After all these years I’m surprised no family member or close friends of any of the victims decided to do this same tactic to the cops and the police leadership. But when it starts happening, you will hear the cries and whines from all the PD’s and politicians about how terrible it is our “law enforcement” officers are being executed in their homes.

Matt
Matt
April 19, 2022 4:31 pm

Wondering how often the swat teams invoke the now pristine Right of Asset Forfeiture during their raids? An expensive phone here, a nice diamond ring there. Hey! Lucky me-I just found a really cool handgun-looks just like Dirty Harry’s piece.

That’s what happens when law enforcement has a collective IQ just a few points above the rioting chimps.

Anonymous
Anonymous
April 19, 2022 4:34 pm

What’s a “licensed and registered gun”??. Anyways, anyone comes in like that no matter who it is, some of them will die no doubt about it.

overthecliff
overthecliff
April 19, 2022 9:45 pm

How does one make the government afraid of the people. The guy who will scare them never discusses politics with anyone. He drinks beer and watches a lot of NiggaBall. He is not a threat.
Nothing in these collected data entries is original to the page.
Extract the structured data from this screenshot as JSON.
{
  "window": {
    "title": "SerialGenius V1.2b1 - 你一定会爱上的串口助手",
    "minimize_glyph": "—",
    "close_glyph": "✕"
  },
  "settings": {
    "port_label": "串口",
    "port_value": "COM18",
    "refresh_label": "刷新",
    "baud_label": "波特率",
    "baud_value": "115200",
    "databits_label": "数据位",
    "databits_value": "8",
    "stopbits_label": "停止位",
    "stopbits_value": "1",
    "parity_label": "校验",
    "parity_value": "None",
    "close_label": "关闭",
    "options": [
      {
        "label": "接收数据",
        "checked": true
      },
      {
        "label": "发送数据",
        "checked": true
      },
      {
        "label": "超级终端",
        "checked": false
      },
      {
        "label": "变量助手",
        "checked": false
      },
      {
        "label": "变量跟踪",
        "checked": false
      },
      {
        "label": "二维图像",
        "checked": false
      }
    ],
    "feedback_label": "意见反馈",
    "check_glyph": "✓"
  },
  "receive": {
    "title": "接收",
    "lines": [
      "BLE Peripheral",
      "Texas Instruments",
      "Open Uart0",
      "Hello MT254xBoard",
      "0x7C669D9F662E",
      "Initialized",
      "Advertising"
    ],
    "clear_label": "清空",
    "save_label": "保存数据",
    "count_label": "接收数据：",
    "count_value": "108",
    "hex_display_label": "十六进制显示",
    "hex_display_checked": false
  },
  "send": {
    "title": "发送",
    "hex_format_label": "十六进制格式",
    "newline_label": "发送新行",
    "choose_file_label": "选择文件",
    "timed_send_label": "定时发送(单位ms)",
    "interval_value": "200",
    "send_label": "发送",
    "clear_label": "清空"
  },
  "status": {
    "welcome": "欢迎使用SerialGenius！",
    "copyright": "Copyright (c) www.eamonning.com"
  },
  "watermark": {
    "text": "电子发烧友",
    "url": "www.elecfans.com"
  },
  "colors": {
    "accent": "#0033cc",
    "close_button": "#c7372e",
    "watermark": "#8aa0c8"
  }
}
He is a perfect example of Boobus Americanus. He does not hag out with white supremacists and they never see him coming.

overthecliff
overthecliff
April 19, 2022 9:49 pm

Judges need to be afraid. Brownshirts need to be afraid. Secret police need to be afraid. The secretary in the IRS or USPS or the Board of Education needs to be afraid.

Llpoh
Llpoh
April 20, 2022 1:26 am

Civilians killed in US by police each year: around 1,000. Even then, odds of being killed by police are minuscule unless you are a severe miscreant. No knocks are an abomination, and it will only get worse.

BTW – civilians killed by police in Australia each year: 4. And quite often those are drunken/drugged Aboriginals that are armed with something sharp and pointy.

Not everything is worse here. Just some things. No good places anywhere anymore. Just degrees of bad. Pick your poison.

Leah
Leah
April 20, 2022 2:33 am

And to add another layer, badguys know this and will carry out an action known as “swatting”. They will hack their ways into their target’s phone or computer, and perpetrate a simulated hostage situation. Unnecessary mayhem results when the SWAT team comes no knocking.